Theories of radiation production in blazar jets have been explored extensively by matching time-averaged or snapshot spectra or global variability properties, such as time-scales or phase and amplitude correlations with predictions of simplified theoretical models. Given the fast variability time-scales and the importance of IC emission/cooling, realistic modeling of outbursts requires time-dependent simulations and it must account for the finite dimension and geometry of the active region. We present results of modeling (SED) multiwavelength variability of one of the brightest and most highly variable Fermi/LAT objects, the powerful FSRQ PKS 1510-089.

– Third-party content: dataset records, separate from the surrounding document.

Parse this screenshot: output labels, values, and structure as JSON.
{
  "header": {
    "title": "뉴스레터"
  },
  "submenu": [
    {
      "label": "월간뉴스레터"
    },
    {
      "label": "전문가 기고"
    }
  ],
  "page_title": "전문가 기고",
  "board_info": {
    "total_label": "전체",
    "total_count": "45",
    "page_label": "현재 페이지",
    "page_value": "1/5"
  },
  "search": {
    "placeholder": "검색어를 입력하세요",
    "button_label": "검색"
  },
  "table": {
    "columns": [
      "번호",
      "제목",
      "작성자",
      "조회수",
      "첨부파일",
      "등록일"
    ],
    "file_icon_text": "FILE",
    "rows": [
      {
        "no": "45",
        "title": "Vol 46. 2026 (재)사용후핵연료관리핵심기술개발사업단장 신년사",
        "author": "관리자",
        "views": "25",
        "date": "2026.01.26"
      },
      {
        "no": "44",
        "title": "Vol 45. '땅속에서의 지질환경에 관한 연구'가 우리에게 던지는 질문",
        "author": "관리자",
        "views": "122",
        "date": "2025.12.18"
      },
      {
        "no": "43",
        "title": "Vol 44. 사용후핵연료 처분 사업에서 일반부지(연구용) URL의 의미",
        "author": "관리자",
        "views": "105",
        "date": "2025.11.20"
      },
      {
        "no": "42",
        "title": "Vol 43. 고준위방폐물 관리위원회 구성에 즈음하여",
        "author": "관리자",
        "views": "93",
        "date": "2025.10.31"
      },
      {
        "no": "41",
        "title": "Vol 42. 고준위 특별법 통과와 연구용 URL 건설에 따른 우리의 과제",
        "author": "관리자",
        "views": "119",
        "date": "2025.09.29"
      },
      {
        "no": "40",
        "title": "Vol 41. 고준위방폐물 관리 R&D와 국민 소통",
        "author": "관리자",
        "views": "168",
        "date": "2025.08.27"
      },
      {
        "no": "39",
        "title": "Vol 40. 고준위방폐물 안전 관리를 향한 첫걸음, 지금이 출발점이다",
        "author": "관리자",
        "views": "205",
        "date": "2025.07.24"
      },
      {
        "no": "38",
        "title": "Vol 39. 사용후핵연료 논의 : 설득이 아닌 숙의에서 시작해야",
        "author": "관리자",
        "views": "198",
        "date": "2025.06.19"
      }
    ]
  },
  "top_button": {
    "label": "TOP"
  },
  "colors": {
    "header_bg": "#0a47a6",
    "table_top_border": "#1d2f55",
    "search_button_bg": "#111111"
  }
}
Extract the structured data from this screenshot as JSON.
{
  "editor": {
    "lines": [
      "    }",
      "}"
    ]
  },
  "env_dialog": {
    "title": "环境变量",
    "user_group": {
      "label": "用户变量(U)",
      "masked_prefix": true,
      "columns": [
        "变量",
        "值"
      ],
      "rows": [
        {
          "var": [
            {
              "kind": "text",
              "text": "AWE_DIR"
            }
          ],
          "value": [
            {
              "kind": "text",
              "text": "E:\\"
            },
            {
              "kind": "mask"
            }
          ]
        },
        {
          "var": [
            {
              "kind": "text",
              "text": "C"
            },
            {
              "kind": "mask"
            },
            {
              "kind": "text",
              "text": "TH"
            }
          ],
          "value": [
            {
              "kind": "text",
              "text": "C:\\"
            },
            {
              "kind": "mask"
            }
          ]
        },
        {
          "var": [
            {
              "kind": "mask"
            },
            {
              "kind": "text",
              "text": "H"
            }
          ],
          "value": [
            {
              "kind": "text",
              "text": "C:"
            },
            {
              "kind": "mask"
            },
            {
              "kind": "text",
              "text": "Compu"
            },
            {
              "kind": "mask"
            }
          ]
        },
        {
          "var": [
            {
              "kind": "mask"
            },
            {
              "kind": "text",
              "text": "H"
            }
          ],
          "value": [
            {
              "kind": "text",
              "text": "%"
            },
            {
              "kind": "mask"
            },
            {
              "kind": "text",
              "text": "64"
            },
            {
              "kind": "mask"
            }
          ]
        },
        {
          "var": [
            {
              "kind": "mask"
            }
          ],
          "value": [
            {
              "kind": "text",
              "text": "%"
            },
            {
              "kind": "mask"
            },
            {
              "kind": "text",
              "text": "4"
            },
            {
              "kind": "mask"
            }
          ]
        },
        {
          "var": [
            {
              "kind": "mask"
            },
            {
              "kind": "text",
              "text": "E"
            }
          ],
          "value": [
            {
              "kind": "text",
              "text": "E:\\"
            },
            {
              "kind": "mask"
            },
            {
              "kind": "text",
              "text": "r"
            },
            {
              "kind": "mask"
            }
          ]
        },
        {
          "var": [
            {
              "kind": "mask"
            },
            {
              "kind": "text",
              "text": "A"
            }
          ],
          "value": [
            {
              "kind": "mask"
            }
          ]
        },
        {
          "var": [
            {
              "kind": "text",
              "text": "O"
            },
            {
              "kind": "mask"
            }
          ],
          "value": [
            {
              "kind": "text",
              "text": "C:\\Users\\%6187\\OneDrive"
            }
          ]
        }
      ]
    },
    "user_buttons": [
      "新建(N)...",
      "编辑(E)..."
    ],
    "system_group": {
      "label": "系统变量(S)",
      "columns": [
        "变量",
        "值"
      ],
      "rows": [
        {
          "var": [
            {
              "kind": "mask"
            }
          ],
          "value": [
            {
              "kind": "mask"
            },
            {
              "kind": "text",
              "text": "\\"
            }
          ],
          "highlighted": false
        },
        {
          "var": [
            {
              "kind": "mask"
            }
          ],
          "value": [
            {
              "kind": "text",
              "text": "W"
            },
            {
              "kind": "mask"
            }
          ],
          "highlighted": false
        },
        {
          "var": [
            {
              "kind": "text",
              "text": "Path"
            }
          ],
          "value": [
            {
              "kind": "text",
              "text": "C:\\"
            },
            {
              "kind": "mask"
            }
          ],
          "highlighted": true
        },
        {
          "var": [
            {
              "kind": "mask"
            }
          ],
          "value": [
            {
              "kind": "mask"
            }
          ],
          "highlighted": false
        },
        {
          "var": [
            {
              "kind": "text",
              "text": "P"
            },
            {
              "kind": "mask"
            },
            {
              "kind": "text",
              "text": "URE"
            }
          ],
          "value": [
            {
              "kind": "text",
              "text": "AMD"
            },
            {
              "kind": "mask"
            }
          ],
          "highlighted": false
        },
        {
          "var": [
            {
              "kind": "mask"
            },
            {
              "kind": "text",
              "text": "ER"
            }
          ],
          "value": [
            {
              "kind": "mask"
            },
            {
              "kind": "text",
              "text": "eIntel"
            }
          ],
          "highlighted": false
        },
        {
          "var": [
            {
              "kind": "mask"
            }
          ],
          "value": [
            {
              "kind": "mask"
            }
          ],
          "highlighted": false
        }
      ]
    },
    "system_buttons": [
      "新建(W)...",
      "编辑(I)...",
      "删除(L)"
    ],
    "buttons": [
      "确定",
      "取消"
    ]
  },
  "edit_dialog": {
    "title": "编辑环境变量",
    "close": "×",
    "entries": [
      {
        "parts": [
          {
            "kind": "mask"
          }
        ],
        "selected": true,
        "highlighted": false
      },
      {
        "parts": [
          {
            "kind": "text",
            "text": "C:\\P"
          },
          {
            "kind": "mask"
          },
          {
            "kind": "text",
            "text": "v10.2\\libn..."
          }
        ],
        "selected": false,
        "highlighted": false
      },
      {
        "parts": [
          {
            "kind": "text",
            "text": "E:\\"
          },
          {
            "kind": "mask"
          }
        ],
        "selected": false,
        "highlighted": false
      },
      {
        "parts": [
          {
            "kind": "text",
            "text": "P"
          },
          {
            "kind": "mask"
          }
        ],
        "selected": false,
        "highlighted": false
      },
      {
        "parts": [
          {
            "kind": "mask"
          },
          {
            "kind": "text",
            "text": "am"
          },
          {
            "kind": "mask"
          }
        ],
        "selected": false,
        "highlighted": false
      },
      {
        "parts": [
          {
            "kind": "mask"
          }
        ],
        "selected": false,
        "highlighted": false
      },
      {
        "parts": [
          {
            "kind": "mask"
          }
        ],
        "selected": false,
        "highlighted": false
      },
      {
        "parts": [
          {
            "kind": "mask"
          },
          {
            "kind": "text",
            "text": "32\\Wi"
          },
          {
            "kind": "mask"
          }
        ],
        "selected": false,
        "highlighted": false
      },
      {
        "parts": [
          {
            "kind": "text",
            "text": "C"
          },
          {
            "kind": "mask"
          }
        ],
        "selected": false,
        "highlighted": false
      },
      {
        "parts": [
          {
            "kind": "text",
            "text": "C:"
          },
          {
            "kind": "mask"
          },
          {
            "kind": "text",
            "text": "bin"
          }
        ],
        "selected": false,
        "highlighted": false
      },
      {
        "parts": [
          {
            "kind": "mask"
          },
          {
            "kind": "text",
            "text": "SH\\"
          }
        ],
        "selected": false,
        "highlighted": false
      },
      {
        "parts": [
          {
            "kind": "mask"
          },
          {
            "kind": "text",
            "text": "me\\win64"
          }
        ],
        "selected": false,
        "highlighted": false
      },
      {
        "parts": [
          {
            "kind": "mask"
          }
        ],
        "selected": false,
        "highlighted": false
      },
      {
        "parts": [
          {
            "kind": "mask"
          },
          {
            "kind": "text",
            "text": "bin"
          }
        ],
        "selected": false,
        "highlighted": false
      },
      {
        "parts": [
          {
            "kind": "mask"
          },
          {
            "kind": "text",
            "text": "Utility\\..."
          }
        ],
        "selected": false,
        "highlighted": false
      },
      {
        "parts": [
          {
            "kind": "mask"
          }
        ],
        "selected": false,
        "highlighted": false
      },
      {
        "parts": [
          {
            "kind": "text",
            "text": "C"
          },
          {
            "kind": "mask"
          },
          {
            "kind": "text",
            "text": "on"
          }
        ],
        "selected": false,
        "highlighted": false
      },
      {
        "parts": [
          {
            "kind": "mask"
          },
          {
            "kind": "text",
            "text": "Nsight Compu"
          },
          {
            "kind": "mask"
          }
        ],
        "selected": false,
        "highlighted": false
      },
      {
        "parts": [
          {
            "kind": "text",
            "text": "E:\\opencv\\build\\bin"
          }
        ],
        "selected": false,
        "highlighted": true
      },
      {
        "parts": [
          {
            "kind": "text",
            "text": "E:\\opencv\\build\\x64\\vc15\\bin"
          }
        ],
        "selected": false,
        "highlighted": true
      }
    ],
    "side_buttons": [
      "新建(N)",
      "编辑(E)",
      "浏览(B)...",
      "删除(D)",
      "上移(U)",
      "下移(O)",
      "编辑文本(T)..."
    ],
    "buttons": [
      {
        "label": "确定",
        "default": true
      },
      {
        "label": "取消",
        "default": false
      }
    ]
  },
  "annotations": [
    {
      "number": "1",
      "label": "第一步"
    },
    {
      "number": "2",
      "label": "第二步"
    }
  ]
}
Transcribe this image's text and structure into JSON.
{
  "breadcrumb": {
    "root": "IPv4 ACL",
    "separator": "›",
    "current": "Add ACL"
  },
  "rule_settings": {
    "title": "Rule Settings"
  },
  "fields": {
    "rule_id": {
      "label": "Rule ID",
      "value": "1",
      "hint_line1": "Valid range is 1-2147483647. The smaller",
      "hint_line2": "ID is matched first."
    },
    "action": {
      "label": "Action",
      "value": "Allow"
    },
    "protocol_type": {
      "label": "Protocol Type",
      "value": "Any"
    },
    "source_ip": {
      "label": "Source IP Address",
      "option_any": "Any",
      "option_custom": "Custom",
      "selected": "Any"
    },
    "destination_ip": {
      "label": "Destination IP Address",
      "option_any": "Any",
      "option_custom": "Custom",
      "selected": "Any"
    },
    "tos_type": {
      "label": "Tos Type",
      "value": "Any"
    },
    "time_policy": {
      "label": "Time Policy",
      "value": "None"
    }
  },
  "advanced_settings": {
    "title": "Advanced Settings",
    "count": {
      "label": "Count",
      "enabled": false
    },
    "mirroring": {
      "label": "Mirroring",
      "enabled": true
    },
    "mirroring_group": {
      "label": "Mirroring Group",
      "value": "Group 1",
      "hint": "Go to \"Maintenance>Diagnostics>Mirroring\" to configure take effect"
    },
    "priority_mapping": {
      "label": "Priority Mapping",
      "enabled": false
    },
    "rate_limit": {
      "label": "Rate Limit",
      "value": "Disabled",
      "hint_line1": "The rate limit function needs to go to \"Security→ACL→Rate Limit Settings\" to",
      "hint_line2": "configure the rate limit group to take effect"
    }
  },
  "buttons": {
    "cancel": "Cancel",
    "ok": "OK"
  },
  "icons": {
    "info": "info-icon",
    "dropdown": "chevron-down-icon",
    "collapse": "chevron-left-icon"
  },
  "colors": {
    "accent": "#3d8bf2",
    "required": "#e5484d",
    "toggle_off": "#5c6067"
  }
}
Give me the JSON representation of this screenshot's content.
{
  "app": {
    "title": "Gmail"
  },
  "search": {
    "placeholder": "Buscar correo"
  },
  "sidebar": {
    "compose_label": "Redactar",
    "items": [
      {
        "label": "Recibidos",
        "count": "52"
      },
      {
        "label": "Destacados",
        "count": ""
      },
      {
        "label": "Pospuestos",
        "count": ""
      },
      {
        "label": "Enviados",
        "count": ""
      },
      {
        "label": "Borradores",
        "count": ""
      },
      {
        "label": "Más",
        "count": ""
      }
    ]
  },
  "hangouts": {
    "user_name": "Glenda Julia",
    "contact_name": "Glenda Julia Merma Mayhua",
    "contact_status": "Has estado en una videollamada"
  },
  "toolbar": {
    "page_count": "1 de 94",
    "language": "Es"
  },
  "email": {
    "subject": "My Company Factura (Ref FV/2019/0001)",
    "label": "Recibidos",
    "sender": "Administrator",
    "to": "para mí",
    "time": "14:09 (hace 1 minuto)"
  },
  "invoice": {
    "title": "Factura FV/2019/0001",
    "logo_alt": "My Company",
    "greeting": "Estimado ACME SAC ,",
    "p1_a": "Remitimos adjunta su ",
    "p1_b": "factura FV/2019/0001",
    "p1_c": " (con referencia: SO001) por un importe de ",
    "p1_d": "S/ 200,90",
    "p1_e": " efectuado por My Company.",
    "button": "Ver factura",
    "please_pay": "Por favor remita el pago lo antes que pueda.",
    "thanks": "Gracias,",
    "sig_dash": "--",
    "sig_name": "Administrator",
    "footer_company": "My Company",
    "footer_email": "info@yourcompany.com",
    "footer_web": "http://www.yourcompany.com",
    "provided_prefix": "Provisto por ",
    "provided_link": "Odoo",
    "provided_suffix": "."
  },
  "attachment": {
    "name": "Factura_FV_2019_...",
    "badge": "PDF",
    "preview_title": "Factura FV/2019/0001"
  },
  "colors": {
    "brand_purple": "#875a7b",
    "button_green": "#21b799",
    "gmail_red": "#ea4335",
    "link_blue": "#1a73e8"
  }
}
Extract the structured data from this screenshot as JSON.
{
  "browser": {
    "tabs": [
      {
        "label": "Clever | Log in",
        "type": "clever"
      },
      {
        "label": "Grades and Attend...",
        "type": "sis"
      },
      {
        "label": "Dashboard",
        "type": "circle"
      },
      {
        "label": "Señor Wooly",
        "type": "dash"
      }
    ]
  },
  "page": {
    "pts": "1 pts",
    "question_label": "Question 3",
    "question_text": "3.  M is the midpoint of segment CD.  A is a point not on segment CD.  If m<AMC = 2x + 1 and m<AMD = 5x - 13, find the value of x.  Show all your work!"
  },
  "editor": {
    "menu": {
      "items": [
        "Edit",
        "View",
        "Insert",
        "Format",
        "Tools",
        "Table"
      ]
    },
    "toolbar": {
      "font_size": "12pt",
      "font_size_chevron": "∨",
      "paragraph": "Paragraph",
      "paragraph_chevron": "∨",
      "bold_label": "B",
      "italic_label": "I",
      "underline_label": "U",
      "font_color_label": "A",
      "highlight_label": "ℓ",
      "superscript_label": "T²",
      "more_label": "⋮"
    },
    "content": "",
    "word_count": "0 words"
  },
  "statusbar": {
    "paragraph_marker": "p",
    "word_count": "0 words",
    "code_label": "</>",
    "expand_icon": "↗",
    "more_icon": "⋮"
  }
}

We discuss results of scenarios where the flaring is caused by the increase of the number of relativistic electrons ascribed to the effect of the interaction of a portion of the jet (blob) with a shock. We compare different types of inverse Compton emission with respect to the origin of the seed photons (internal, SSC, or external, EC), a question closely related to the more fundamental one concerning the location along the jet of the active region (dissipation distance), in turn giving us clues about the jet structure. Results show clearly the differences produced by a more realistic treatment of the emitting source and demonstrate the crucial importance of time-dependent multi-zone models to advance our understanding of the physics of these sources, by taking full advantage of the wealth of information offered by the high quality data of current multiwavelength campaigns.